The link between backup, renewal, and multiple devices

These three things are connected. The backup file is also what lets you use the certificate on more than one device: you import the same PFX or P12 onto your laptop, your desktop, and your phone, and they all carry the same identity. And when you renew, you produce a new certificate that you should back up afresh, because the old backup corresponds to the old, now expired certificate.

So the lifecycle looks like this in concept: install the certificate, export a backup immediately, import that backup onto any other devices you use, and keep the backup safe. When the renewal window opens, renew online with the still valid certificate, then export a fresh backup of the new certificate and update it on your other devices. Done this way, you never face the office again. Done carelessly, you face it every time something goes wrong.
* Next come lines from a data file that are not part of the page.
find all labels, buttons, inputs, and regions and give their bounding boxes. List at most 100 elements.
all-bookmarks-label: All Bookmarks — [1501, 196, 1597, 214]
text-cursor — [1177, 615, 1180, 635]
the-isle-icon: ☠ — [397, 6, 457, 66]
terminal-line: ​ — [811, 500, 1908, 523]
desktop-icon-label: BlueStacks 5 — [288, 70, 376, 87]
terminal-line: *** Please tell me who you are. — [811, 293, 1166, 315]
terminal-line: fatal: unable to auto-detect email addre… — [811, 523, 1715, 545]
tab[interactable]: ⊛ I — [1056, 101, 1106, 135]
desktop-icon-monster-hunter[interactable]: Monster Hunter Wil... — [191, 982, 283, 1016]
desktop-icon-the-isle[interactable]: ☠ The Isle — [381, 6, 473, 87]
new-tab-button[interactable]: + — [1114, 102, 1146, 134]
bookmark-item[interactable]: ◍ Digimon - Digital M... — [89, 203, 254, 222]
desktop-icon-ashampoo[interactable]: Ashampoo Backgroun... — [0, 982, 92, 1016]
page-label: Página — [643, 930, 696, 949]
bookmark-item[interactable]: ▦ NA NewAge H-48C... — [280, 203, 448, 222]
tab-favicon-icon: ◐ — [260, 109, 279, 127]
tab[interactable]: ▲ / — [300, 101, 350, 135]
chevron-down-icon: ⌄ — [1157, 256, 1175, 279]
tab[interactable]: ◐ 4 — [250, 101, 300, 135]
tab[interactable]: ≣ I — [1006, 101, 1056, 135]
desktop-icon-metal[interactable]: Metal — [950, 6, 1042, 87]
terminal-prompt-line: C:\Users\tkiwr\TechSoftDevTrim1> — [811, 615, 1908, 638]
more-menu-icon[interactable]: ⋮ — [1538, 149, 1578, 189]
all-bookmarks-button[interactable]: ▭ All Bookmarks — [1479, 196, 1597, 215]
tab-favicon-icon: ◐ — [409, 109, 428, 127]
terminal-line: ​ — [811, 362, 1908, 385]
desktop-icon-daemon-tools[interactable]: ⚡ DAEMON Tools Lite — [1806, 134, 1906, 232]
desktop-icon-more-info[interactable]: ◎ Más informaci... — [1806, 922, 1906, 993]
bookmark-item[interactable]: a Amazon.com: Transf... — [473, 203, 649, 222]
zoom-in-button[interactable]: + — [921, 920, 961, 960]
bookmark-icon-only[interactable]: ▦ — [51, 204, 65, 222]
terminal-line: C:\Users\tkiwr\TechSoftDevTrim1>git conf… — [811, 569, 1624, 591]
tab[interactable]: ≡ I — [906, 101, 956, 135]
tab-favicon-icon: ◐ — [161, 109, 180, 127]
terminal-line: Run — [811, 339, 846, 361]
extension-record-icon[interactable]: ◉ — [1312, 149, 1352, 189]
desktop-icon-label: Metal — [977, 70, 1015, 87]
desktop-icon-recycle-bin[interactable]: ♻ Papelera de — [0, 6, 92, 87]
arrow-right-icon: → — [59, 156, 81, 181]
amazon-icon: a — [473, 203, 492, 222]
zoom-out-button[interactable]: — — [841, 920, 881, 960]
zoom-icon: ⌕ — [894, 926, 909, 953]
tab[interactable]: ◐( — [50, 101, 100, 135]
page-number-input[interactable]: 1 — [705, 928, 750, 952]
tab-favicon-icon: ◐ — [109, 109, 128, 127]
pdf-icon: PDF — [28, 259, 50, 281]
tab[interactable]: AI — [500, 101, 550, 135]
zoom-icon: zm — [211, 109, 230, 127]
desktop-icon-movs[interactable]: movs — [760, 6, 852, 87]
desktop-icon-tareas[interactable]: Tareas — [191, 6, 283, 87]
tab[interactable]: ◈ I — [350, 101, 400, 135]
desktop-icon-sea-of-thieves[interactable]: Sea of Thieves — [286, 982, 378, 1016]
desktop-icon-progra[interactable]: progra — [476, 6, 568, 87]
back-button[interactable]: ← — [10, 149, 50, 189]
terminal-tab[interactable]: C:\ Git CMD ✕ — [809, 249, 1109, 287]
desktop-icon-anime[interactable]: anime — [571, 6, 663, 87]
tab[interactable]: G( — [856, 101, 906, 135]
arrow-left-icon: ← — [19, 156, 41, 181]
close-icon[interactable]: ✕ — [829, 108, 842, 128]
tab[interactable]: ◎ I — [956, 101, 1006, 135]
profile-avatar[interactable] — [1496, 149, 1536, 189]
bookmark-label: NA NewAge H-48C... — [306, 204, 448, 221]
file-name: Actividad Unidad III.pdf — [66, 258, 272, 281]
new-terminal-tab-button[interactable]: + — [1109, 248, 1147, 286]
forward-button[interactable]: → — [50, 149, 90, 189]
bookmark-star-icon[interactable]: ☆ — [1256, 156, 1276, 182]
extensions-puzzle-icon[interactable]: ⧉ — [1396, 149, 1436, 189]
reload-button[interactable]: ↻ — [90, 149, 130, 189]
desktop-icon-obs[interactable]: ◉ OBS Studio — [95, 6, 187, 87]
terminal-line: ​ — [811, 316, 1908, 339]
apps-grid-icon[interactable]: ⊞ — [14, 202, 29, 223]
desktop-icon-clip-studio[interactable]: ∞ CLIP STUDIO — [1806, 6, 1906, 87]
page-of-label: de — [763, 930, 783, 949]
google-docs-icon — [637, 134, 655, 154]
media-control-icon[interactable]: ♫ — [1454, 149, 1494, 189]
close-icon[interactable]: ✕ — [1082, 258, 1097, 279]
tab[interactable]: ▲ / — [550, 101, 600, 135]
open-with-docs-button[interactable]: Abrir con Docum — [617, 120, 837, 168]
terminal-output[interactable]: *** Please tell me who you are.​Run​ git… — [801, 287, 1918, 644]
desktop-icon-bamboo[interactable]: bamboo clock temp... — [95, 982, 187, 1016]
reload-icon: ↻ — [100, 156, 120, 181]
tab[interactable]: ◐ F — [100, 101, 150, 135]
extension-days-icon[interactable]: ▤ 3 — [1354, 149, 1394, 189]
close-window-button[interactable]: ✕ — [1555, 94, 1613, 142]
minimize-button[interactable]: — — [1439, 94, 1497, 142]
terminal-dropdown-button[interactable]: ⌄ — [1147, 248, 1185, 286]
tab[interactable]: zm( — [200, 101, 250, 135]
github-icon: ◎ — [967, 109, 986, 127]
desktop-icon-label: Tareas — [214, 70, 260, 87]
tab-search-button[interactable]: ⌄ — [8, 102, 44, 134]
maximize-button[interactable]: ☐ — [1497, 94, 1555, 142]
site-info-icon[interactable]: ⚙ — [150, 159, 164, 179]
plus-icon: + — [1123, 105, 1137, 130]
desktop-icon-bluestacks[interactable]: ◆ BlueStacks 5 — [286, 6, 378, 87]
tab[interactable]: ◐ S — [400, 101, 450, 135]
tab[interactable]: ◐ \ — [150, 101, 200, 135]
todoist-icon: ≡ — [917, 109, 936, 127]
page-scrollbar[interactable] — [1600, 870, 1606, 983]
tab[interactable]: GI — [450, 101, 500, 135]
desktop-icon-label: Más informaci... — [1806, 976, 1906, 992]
Common backup and renewal mistakes

Never making a backup at all

The most expensive mistake. Everything works until the device fails, and then there is nothing to restore. Export the backup the day you install the certificate.

Letting the certificate expire before renewing

Renewing before expiry is a quick online task using the still valid certificate. Renewing after expiry means the full in person process again. Check your expiry date and renew within the window.

Backing up but losing the password

The PFX or P12 file is useless without its password. People export a backup, set a password they do not record, and then cannot open the backup when they need it. Store the export password as carefully as the file itself.

Storing the backup carelessly

The backup file is your digital identity. Leaving it on a shared computer, an unencrypted USB stick that gets lost, or an unsecured cloud folder is a real risk. Treat it like a passport, not like a holiday photo.

Forgetting to update the backup after renewal

After you renew, the new certificate needs its own backup. The old backup corresponds to the expired certificate. Export a fresh backup each time you renew.